Analyst's view
本日の焦点は米指標データとなろう。特に注目されるのが6月小売売上高と同月 消費者物価指数(CPI)となろう。小売売上高は、個人消費を見極める上で重要な指標である。抑制された賃金動向を反映し、コア指数(除自動車)が市場予想の0.2%増(前月比)を下回るならば、米金利の低下要因となり得る。
だが、米金利へのインパクトがより大きいのは、やはりCPIの方だろう。イエレンFRB議長とハト派の代表格であるブレイナード理事は今週の証言 / 講演にて、インフレ動向が追加利上げペースの決定要因と明言している。2017年以降、鈍化の一途を辿っているインフレがFED内の懸念材料として浮上していることを市場も感じ取っており、6月CPI、特にコアCPI(市場予想:前月比0.2%増 / 前年同月比1.7%増)の鈍化が止まらなければ、FEDの追加利上げペースに対して不透明感が高まろう。

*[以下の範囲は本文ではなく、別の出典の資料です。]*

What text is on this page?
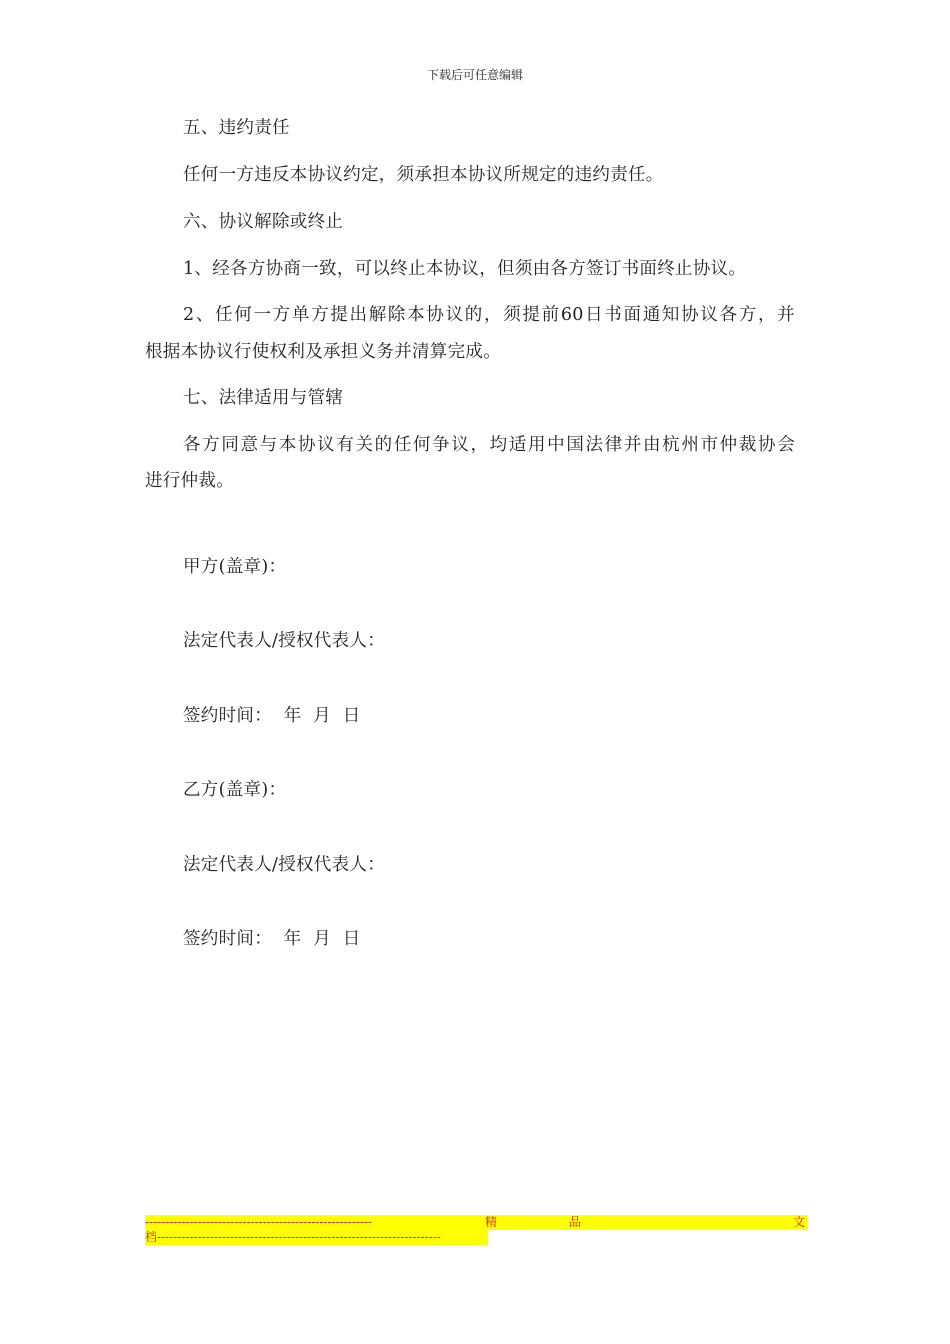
下载后可任意编辑
五、违约责任
任何一方违反本协议约定，须承担本协议所规定的违约责任。
六、协议解除或终止
1、经各方协商一致，可以终止本协议，但须由各方签订书面终止协议。
2、任何一方单方提出解除本协议的，须提前60日书面通知协议各方，并
根据本协议行使权利及承担义务并清算完成。
七、法律适用与管辖
各方同意与本协议有关的任何争议，均适用中国法律并由杭州市仲裁协会
进行仲裁。
甲方(盖章)：
法定代表人/授权代表人：
签约时间：  年  月  日
乙方(盖章)：
法定代表人/授权代表人：
签约时间：  年  月  日
--------------------------------------------------------	精	品	文
档----------------------------------------------------------------------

「冴えない指標データ→米金利の低下」となれば、外為市場は米ドル安で反応しよう。ドル円はサポートポイント112.80レベルを下方ブレイクし、ビッドが観測されている112.50前後を目指す展開を想定したい。また、112.53前後では21日MAも推移している。112.50レベルは、オーダー状況とテクニカルの両面で重要サポートポイントとなろう(チャート①参照)。21日MAを下方ブレイクするならば「米金利低下→米ドル安」に加え「米株安→円高」の状況が同時に発生する時だろう。
逆に上記の指標データがそろって市場予想を上回るならば、「米金利上昇→米ドル買い」の展開を想定したい。米株も素直に株高で反応しよう。「金利上昇+株高」はドル円の押し上げ要因となろう。上値の攻防分岐は11日高値114.50。このレベルにはオファーが観測され始めている。突破に成功するならば、節目の115.00トライを想定したい。このレベルには厚いオファーとオプションバリアが観測されている。一方、ユーロドルのチャートポイントだが、トップサイドは厚いオファーが観測されている1.15となろう。ダウンサイドへ振れる場合は、1.1320前後まで上昇中の21日MAの維持が焦点として浮上しよう。このMAをトライするシグナルとして2つの短期サポートラインの攻防に注目したい(チャート②参照)。